阪神時代の藤川球児(左)とパドレスのロベルト・スアレス【写真:荒川祐史、ロイター】
阪神時代の藤川球児(左)とパドレスのロベルト・スアレス【写真:荒川祐史、ロイター】

藤浪晋太郎投手がアスレチックと合意

 苦しんだ大器が、米移籍で覚醒となるか――。阪神からポスティングシステムを利用してメジャー移籍を目指していた藤浪晋太郎投手が、11日(日本時間12日)にアスレチックスと1年契約を結ぶことで合意した。身体検査で問題なければ、正式契約となる見込みだ。阪神からMLBへ移籍するのは2012年オフの藤川球児氏以来となるが、ここでは過去に阪神から大舞台へ挑戦した選手たちを振り返っていきたい。

 阪神からMLBに挑戦した最初の日本選手となったのが、現在は日本ハムの監督を務める新庄剛志だった。2000年オフにFAでメッツへ移籍し、2001年は123試合に出場して打率.268、10本塁打と活躍した。藪恵壹は2004年オフにFA権を行使し、藤浪と同じアスレチックスと契約。2005年は中継ぎで40試合に登板し4勝を挙げたが、シーズン終了後に自由契約となり、その後2年間メジャー登板がなかった。ジャイアンツに所属した2008年は60試合に登板も、翌年DFAとなった。

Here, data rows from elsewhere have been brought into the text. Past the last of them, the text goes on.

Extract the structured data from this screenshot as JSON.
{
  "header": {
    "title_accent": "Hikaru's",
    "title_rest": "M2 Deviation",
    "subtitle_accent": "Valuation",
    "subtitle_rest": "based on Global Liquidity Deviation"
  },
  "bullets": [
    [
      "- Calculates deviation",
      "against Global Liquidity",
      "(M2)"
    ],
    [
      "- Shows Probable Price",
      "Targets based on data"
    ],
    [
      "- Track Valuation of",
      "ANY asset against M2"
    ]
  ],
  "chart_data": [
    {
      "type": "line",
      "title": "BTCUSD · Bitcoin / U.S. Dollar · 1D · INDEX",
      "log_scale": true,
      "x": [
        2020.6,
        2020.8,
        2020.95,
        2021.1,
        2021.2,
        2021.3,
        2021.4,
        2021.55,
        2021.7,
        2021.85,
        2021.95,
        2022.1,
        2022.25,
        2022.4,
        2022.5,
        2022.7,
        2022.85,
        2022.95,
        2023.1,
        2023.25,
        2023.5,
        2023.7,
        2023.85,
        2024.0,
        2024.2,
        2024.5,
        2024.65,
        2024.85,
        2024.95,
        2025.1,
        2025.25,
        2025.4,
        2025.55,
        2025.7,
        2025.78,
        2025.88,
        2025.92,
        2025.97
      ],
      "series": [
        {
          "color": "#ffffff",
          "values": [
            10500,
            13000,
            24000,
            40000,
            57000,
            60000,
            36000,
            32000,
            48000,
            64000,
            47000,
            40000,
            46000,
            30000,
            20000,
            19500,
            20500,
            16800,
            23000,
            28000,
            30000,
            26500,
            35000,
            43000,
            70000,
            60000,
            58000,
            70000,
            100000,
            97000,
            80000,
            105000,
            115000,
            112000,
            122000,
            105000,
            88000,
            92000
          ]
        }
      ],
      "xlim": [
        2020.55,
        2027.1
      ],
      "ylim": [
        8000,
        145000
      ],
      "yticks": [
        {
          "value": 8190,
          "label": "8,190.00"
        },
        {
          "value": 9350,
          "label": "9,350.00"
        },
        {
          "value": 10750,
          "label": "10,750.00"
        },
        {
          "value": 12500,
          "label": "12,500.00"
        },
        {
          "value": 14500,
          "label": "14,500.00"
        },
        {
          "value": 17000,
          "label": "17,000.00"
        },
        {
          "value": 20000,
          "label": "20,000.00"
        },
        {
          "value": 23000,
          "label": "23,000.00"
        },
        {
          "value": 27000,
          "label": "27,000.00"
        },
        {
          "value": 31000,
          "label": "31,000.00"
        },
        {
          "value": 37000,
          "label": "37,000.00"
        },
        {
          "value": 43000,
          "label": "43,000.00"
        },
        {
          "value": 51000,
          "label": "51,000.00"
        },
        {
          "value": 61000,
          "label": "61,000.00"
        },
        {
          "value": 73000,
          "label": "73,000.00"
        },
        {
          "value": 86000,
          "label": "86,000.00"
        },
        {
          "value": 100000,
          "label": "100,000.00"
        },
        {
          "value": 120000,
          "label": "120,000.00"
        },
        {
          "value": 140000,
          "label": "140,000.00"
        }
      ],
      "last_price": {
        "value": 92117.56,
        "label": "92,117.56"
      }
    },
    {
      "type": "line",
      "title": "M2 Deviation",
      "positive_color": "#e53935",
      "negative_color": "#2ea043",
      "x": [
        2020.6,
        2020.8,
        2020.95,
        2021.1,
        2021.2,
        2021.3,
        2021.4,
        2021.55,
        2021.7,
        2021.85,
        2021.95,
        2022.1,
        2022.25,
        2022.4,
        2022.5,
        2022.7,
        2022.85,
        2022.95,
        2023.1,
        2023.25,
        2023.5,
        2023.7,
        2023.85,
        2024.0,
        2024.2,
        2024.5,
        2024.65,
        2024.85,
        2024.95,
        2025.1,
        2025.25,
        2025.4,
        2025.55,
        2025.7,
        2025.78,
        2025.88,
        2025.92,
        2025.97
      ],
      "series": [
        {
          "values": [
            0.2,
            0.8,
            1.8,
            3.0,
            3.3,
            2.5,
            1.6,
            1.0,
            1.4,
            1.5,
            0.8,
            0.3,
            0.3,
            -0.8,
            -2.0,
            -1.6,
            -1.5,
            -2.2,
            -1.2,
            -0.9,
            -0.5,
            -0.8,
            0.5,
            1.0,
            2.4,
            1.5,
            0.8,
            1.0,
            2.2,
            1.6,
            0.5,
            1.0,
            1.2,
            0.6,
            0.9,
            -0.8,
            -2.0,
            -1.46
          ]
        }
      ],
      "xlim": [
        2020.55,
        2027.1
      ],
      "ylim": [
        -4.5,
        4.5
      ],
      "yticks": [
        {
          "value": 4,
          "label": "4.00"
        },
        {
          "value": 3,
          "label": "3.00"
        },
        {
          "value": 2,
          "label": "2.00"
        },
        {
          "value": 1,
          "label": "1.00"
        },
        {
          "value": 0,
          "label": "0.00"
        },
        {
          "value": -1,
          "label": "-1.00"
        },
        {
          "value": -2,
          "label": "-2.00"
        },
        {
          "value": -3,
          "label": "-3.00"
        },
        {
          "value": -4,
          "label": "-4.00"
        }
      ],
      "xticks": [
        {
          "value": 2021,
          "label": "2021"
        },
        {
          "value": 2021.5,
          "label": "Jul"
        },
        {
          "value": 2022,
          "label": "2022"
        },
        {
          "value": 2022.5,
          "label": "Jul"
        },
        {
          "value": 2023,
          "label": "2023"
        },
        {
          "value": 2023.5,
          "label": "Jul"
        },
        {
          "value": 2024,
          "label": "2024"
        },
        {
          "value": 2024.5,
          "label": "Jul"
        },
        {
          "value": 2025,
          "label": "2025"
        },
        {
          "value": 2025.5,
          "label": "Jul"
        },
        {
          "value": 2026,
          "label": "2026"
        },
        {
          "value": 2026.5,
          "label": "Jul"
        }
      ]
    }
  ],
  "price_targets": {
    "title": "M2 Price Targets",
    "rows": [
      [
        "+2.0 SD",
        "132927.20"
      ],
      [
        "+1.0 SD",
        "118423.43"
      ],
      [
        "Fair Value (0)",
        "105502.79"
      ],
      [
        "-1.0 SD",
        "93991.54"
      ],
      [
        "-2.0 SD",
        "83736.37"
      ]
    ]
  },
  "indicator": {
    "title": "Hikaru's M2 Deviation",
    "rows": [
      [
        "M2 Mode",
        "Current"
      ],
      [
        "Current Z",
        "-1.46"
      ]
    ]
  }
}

 2003年に20勝を挙げるなど虎のエースとして君臨していた井川慶は、2007年から名門ヤンキースと5年契約を結んだ。しかし最初の2年間でわずか2勝に終わり、その後3年はマイナーで過ごすこととなった。ポスティング料を含めて総額4600万ドル(当時約50億円)の契約に見合う活躍はできず、その後米メディアからは「ヤンキース史上最悪の契約」の1つに選出されたこともあった。2012年オフには、守護神として2度のセーブ王を獲得した藤川が海外FA権を行使し、カブスと契約した。移籍初年度にトミー・ジョン手術を受けるなど、米3年間で29試合の登板に終わった。

 苦しむ日本選手が多い一方、“出戻り助っ人”の中には、力を発揮している選手が多い。1989年に在籍したセシル・フィルダーは、前年MLBで9本塁打だったものの、阪神では38本塁打と結果を残した。1年で退団し、移籍した米タイガースでは2年連続で本塁打王、3年連続で打点王に輝いている。

 直近では、ラファエル・ドリス、ピアース・ジョンソン、ロベルト・スアレスらが阪神で結果を残した後にMLBに復帰している。ドリスは米復帰1年目にブルージェイズで24試合に登板し、防御率1.50。ジョンソンもパドレスで中継ぎとして2021年には63試合に登板した。スアレスに至っては、昨季45試合で防御率2.27と結果を残し、オフに5年4600万ドル(約61億円)でパドレスと再契約し、“アメリカンドリーム”を掴んでいる。サムスンから加入した呉昇桓は2年間で127登板し、カージナルスに移籍した。

 藤浪は、プロ3年目には12勝を挙げるも、そこからは伸び悩んだ。昨季は16試合に登板して3勝5敗、防御率3.38の成績だった。ドラフト1位で入団し、常にファンの注目を浴び続けてきた。素材は誰もが惚れるものを持っており、専門家やSNS上などからは、環境が変われば――と嘆く声も少なくなかった。10年ぶりにチームを変えて再出発を切るが、アメリカで化けることはできるだろうか。